PT Diastika Biotekindo Tbk (CHEK) mengumumkan program pembelian kembali saham atau buyback dengan alokasi dana maksimal Rp 15 miliar, termasuk biaya transaksi.

Langkah ini diambil di tengah pemulihan sentimen pasar saham domestik.

in1

>>> Kode Redeem FF 20 Juni 2026: Klaim Diamond Gratis dari Kolaborasi Garena dan Shopee

Manajemen menjadwalkan pembelian kembali sebanyak-banyaknya 80 juta saham, setara dengan 1,94% dari total modal ditempatkan dan disetor penuh.

Optimisme Manajemen terhadap Prospek Bisnis

Manajemen CHEK menyatakan bahwa buyback ini memanfaatkan kondisi pasar yang fluktuatif dan mencerminkan optimisme terhadap prospek bisnis jangka panjang perusahaan.

Dalam keterbukaan informasi, manajemen menegaskan bahwa likuiditas perseroan memadai untuk menjalankan kegiatan usaha dan pembiayaan buyback.

Seluruh dana berasal dari kas internal tanpa mengorbankan likuiditas atau rencana ekspansi bisnis.

Manajemen juga memastikan bahwa aksi korporasi ini tidak berdampak material terhadap operasional atau keuangan perusahaan. Kebutuhan modal kerja dan ekspansi tetap berjalan normal.

>>> OJK Tanggapi Hasil MSCI Global Market Accessibility Review 2026

Dampak pada Keuangan dan Pemegang Saham

Berdasarkan simulasi proforma per 31 Desember 2025, total aset dan ekuitas akan turun masing-masing Rp 15 miliar. Namun, langkah ini diproyeksikan meningkatkan keuntungan bagi investor.
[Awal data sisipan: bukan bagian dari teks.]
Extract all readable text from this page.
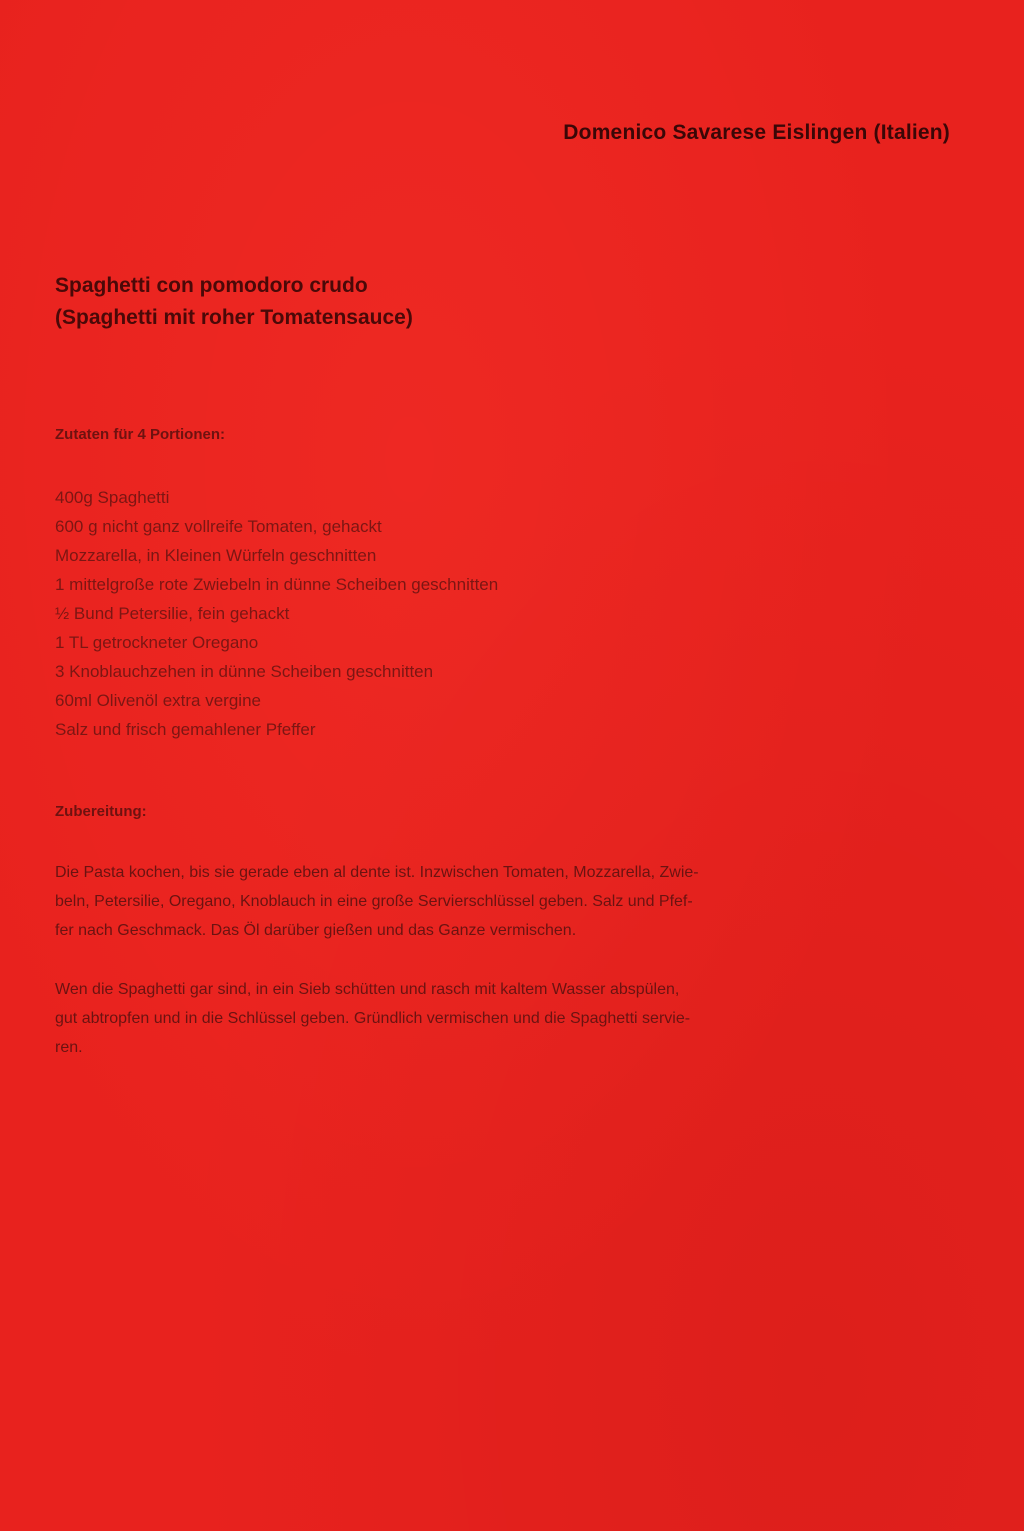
Domenico Savarese Eislingen (Italien)
Spaghetti con pomodoro crudo
(Spaghetti mit roher Tomatensauce)
Zutaten für 4 Portionen:
400g Spaghetti
600 g nicht ganz vollreife Tomaten, gehackt
Mozzarella, in Kleinen Würfeln geschnitten
1 mittelgroße rote Zwiebeln in dünne Scheiben geschnitten
½ Bund Petersilie, fein gehackt
1 TL getrockneter Oregano
3 Knoblauchzehen in dünne Scheiben geschnitten
60ml Olivenöl extra vergine
Salz und frisch gemahlener Pfeffer
Zubereitung:
Die Pasta kochen, bis sie gerade eben al dente ist. Inzwischen Tomaten, Mozzarella, Zwie-
beln, Petersilie, Oregano, Knoblauch in eine große Servierschlüssel geben. Salz und Pfef-
fer nach Geschmack. Das Öl darüber gießen und das Ganze vermischen.
Wen die Spaghetti gar sind, in ein Sieb schütten und rasch mit kaltem Wasser abspülen,
gut abtropfen und in die Schlüssel geben. Gründlich vermischen und die Spaghetti servie-
ren.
Laba per saham (EPS) diperkirakan naik dari Rp 2,62 menjadi Rp 2,66. Indikator profitabilitas seperti ROA dan ROE juga berpotensi membaik karena berkurangnya jumlah saham beredar.

Pembelian kembali saham ini tidak melanggar ketentuan free float dari Bursa Efek Indonesia (BEI).

Porsi saham publik setelah aksi diperkirakan turun menjadi 19,01% dari sebelumnya 20,95%, masih di atas batas minimal 15%.

>>> Penyebab Suara Aneh di Rumah dan Cara Mengatasinya

Untuk memuluskan transaksi, perseroan menunjuk PT Lotus Andalan Sekuritas sebagai pelaksana.